Filgueiras (2009) chama a atenção para o facto de que “uma administração dominada por interesses privados e lógicas políticas paralisa a máquina estatal, transforma a gestão pública em balcão de negócios e compromete os princípios republicanos”. Em Angola, esta lógica é visível nos municípios onde projectos públicos são abandonados a cada novo executivo, funcionários concursados são preteridos por comissionados sem formação, e os serviços ao cidadão perdem consistência e continuidade.
3. Consequências da Captura Política da Administração Pública Local
A partidarização da Administração Local gera uma série de consequências estruturais e éticas, entre as quais se destacam:
Descontinuidade administrativa: cada mudança política implica uma nova nomeação em massa, o que inviabiliza a continuidade de políticas públicas e enfraquece a memória institucional;
Desmotivação dos quadros técnicos: os funcionários efectivos, que muitas vezes passaram por concursos e formação específica, são excluídos dos cargos de liderança e submetidos a gestores com menor competência;
Corrupção e nepotismo: a ausência de critérios técnicos objectivos para nomeações abre espaço para favores, tráfico de influência e corrupção administrativa;
Desconfiança da população: a população começa a ver a administração como um aparelho dominado por interesses privados e não como uma estrutura ao seu serviço.
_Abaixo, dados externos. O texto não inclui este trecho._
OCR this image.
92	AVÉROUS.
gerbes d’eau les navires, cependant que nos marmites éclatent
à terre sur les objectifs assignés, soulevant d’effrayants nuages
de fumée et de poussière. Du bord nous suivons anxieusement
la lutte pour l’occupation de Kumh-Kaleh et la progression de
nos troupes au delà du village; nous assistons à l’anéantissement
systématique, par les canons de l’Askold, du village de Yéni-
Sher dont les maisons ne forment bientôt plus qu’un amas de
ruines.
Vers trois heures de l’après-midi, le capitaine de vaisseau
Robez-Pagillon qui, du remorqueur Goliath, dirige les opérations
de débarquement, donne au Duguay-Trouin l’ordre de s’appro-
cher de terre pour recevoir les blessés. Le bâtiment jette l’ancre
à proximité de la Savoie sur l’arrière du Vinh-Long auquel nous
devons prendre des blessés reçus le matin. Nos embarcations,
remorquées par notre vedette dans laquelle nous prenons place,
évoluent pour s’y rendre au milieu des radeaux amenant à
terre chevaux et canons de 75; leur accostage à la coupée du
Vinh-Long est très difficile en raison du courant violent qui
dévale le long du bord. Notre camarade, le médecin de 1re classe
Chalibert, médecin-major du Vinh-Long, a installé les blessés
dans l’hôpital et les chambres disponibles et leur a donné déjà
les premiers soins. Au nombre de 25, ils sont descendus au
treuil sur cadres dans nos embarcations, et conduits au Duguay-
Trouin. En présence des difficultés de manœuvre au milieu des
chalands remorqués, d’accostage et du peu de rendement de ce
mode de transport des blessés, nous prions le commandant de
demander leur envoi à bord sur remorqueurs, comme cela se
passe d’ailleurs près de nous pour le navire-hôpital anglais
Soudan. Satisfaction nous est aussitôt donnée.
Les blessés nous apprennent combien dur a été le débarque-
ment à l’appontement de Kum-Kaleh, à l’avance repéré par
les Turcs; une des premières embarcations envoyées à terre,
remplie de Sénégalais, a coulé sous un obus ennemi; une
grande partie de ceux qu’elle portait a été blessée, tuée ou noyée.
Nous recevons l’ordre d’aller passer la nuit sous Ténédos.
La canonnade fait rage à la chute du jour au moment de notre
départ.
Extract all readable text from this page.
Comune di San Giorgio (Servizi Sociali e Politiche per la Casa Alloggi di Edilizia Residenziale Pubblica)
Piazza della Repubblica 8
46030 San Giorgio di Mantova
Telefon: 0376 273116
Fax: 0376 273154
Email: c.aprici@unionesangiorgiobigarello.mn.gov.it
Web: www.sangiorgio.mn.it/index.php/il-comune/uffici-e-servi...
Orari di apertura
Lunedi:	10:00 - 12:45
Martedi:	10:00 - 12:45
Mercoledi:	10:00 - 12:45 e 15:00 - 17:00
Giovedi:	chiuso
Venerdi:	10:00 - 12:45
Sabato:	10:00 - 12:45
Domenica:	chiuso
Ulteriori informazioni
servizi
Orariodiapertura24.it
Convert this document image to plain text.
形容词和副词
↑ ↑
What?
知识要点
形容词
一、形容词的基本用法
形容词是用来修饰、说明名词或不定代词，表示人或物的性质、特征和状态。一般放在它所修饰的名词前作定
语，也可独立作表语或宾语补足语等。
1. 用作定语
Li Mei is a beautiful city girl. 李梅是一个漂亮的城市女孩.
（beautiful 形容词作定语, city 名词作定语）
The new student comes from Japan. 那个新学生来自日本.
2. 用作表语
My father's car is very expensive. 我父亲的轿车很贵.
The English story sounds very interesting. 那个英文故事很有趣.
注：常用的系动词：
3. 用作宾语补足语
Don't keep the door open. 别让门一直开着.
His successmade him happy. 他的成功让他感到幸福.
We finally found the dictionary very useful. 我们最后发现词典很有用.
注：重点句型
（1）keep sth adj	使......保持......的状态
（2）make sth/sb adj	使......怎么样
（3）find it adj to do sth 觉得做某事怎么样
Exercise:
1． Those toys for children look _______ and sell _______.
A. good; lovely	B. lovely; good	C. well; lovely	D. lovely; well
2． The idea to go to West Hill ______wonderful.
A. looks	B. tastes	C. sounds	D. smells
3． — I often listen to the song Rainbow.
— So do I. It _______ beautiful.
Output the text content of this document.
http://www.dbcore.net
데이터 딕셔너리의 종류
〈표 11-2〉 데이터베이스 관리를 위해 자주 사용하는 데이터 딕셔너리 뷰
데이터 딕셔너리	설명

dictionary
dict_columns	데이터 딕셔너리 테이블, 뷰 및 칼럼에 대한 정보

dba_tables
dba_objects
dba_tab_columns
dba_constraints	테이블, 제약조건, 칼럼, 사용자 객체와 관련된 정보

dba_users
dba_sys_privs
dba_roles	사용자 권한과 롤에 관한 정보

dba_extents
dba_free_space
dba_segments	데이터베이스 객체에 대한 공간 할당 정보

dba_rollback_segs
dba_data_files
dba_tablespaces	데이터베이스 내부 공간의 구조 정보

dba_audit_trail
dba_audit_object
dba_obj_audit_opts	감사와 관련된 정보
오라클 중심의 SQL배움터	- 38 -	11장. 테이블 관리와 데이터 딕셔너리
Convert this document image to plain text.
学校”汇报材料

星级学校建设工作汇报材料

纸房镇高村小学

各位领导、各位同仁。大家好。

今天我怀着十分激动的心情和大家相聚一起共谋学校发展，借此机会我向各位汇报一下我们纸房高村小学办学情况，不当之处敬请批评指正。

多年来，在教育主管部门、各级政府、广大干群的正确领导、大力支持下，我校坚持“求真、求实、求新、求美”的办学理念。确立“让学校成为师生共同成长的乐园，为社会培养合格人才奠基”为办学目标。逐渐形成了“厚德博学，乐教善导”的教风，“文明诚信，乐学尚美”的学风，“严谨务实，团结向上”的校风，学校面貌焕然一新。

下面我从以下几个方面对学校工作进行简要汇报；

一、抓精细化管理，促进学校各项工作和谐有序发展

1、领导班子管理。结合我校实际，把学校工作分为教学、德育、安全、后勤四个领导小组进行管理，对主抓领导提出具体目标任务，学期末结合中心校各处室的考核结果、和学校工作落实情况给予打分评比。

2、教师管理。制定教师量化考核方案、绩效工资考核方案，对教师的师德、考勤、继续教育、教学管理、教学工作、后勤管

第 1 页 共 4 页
4. O Que Fazer? Caminhos para a Profissionalização da Gestão Municipal
É preciso inverter urgentemente esse cenário. A expansão da estrutura administrativa do país só será legítima se for acompanhada por uma reforma profunda da forma como se gere a coisa pública a nível local. Algumas propostas concretas incluem:
Estabelecer por lei limites rigorosos ao número de cargos comissionados em cada município, baseando-se em percentagens controladas e funções bem definidas;
Institucionalizar concursos públicos obrigatórios para todos os cargos técnicos e administrativos;
Criar uma carreira nacional de gestor público municipal, com concursos abertos, formação específica e avaliações periódicas de desempenho;
Reforçar os órgãos de controlo externo, como o Tribunal de Contas e as inspecções administrativas, para fiscalizar a legalidade das nomeações e da gestão dos recursos;
Valorizar os servidores públicos efectivos, com incentivos à formação contínua, mobilidade interna e promoção baseada no mérito.
5. Conclusão: O Município Não É um Comité Político
A nova divisão político-administrativa de Angola representa uma oportunidade única para a afirmação do Estado democrático e do poder local eficaz. No entanto, se os municípios continuarem a ser instrumentos de acomodação partidária, pouco ou nada mudará para os cidadãos comuns. A captura política da Administração Pública é um dos principais obstáculos ao desenvolvimento e à boa governação.
Como lembra Boaventura de Sousa Santos (2003), “a democratização do Estado exige não apenas eleições livres, mas também um aparelho administrativo profissional, técnico e transparente, capaz de responder às necessidades da sociedade”.
Enquanto os municípios forem tratados como prémios de guerra política, os serviços continuarão ineficientes, os quadros técnicos serão desmotivados, e o cidadão permanecerá à margem de um Estado que deveria estar ao seu serviço.